Thank you for this piece on Autism and Epilepsy. In some cases I think the two are intertwined more than we can even fathom. Boston Children's Hospital, the world's experts on Landau Kleffner Syndrome, say on their website that a variant of this condition might be common in those with Regressive Autism. My son developed Autism at six months old and was later diagnosed with Landau Kleffner Variant after going from HFA at age 4 to severely Autistic by 6. Once the epilepsy was treated he settled into a moderate form of Autism. Had he begun an anti-convulsant med at 6 months, when I first noticing him cutting in and out, would his life be very different today?
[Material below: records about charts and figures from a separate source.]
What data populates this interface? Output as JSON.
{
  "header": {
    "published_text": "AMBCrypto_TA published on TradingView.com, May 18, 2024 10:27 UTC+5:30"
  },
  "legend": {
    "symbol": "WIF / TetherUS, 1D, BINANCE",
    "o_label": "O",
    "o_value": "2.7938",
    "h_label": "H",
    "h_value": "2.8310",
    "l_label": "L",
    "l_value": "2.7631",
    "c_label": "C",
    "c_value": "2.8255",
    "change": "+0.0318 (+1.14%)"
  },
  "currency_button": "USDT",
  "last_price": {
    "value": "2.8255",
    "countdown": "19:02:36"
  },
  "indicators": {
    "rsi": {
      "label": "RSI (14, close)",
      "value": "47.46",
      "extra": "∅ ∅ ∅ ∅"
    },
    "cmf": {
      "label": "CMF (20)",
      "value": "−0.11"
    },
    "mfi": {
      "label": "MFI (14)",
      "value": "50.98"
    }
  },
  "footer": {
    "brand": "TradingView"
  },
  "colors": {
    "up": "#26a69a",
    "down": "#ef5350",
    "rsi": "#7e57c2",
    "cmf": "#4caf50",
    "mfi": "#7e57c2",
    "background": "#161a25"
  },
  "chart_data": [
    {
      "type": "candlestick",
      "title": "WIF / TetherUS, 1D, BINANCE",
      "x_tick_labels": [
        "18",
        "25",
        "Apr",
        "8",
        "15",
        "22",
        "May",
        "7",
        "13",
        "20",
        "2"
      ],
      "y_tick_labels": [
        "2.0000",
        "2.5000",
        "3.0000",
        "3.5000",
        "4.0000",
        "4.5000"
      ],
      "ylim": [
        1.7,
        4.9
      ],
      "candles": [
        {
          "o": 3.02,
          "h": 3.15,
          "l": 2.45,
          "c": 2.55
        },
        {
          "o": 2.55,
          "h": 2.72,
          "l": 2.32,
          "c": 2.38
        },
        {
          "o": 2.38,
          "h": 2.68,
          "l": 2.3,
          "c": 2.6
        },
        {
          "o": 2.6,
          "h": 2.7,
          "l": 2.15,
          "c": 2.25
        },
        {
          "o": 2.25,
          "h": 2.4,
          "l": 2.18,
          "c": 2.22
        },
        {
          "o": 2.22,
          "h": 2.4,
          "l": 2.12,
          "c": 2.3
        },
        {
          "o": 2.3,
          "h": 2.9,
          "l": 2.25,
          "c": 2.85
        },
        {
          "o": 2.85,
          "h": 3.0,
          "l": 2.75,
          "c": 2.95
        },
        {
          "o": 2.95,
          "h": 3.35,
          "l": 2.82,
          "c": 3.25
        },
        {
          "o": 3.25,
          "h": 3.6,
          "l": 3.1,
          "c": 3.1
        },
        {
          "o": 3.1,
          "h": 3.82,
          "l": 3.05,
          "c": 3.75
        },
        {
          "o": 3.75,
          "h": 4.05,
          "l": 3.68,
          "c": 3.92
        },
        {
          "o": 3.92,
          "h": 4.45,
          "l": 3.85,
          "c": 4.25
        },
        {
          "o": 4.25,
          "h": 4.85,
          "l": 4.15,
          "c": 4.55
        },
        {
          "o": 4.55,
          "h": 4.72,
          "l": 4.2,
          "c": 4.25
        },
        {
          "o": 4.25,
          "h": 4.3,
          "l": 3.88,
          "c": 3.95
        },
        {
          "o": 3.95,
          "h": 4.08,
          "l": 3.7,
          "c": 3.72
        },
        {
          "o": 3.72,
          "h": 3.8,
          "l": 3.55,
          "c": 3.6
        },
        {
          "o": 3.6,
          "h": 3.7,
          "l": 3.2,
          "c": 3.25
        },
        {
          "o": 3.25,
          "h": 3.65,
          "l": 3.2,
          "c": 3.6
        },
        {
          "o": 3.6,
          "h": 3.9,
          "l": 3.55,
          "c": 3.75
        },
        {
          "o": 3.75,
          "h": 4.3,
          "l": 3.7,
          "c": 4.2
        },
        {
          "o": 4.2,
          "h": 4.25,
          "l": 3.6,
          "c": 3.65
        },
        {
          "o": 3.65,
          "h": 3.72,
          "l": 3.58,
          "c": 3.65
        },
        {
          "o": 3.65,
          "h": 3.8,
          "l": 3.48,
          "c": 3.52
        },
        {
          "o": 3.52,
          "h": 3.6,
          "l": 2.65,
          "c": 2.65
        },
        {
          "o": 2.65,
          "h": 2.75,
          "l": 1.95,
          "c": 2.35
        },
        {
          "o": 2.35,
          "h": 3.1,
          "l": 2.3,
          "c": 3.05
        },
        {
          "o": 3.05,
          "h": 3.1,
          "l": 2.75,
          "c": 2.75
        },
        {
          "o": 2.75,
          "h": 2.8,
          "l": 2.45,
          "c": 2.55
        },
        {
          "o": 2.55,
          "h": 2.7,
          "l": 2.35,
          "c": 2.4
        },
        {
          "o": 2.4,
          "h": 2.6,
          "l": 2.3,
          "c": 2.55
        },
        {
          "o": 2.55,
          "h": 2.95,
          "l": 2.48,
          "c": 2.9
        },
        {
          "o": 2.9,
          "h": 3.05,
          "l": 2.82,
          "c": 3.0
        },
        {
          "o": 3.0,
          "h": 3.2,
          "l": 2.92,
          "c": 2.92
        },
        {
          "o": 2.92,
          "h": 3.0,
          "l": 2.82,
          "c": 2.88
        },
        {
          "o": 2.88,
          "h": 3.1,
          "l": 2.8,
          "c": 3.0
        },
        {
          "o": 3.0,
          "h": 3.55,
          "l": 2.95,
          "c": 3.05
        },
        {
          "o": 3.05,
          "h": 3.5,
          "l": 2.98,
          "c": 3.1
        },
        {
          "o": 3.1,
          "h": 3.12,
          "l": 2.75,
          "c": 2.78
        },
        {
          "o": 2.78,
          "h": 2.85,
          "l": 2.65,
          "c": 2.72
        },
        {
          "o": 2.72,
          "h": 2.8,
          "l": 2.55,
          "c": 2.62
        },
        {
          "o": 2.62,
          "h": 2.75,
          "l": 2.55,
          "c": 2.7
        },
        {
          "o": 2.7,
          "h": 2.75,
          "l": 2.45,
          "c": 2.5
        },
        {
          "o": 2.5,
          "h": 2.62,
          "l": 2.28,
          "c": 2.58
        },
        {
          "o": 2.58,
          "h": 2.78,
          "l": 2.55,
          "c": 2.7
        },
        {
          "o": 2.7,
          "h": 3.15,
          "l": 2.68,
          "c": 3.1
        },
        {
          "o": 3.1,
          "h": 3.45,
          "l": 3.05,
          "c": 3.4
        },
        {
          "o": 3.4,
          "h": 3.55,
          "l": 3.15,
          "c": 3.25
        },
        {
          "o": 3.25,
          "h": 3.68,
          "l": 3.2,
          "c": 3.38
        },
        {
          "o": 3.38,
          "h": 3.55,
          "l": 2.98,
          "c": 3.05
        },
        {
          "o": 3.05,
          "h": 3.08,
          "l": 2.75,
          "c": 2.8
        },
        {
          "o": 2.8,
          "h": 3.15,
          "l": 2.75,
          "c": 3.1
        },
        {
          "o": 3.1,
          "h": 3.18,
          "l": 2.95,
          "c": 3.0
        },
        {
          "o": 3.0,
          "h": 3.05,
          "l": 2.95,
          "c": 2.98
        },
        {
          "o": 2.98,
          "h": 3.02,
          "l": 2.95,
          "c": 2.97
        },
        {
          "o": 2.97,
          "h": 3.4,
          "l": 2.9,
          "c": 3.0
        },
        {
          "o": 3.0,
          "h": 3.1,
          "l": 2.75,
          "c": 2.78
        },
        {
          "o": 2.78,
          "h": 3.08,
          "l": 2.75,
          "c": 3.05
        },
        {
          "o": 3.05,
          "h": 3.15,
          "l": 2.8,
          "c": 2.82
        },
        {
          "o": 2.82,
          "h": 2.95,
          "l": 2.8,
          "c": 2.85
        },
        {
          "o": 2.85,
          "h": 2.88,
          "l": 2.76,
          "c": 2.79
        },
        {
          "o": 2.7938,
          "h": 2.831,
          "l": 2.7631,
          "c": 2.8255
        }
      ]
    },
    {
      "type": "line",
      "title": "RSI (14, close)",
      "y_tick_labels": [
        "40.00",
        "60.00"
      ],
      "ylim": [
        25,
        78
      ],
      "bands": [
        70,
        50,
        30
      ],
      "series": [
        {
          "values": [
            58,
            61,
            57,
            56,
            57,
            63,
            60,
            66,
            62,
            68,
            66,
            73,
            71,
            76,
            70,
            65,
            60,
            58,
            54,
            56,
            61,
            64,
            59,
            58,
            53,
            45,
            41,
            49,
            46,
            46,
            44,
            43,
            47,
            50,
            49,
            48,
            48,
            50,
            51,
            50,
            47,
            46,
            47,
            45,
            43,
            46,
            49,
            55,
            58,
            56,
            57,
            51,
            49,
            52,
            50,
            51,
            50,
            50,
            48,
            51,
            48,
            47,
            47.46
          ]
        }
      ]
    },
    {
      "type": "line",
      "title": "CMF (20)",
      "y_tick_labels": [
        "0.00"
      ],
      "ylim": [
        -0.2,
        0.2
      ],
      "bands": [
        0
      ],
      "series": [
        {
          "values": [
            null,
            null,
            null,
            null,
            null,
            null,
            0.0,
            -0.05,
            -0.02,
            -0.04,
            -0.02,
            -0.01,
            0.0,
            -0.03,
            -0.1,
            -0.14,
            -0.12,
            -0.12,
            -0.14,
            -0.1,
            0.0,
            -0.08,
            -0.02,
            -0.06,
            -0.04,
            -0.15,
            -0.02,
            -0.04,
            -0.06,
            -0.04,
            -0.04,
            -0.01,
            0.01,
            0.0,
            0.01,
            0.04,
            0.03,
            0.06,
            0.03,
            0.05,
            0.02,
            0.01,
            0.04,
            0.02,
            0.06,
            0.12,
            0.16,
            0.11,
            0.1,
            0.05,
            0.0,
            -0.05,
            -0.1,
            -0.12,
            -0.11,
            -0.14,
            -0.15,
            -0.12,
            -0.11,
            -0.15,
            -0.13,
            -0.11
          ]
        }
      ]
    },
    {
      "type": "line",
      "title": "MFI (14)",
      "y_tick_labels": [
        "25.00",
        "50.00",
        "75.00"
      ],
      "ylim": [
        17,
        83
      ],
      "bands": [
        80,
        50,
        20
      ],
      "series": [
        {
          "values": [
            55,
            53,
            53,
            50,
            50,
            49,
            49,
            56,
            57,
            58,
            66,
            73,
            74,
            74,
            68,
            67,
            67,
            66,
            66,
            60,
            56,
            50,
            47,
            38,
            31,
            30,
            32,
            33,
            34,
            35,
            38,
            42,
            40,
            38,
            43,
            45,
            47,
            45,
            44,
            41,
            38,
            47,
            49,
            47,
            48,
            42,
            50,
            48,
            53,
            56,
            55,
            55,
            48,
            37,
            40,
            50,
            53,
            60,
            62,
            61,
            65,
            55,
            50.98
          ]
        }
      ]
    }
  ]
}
It is quite possible.

Anonymous said...

There's been a lot of research re autism and epilepsy recently:
* a common autism/epilepsy gene found
* the ATP research: 39% prevalence stat and increased mortality risk
* research showing people with autism plus epilepsy have an increased chance of intractable epilepsy (55% vs 30%), and that this is associated with increased language and developmental delays. (Intractable epilepsy is associated with increased risk of death amongst people with epilepsy, regardless of autism. So increased % of intractable epilepsy logically means increased % of epilepsy deaths).

Re stats, and whether the ATP one is representative: different studies re epilepsy amongst those of us on the autism spectrum have found very different prevalence stats, ranging from 7-odd% to 45%. Most come in at the high end. Those that don't have subject groups largely or entirely made up of people with Aspergers and "high functioning" autism.

@Autism Mom Rising
I had a seizure-related regression at age 8. Written off as psychological and "bizarre behavior". Mind you, docs were calling my autism "psychosis" at the time :/ (I'm 40)

And @JediKnight2?
I'm one of those people with epilepsy and autism who would love to have my seizures controlled, but would miss parts of my autism (others frustrate me, but figure they come attached). Do you have any idea what it's like having many seizures a day, every day? Having life-threatening seizures that can only be stopped by IV medication (google "status epilepticus")? I'm not there now. But I Have Been. For years and years and years :'(

Anonymous said...

"JediKnight2 said...
Don't you just love it when autistics with epilepsy admit to wanting to cure their epilepsy but not their autism? It's all part of their brain damage! Sheesh!"

Hey, why don't you accept their right to body autonomy and shut the fuck up?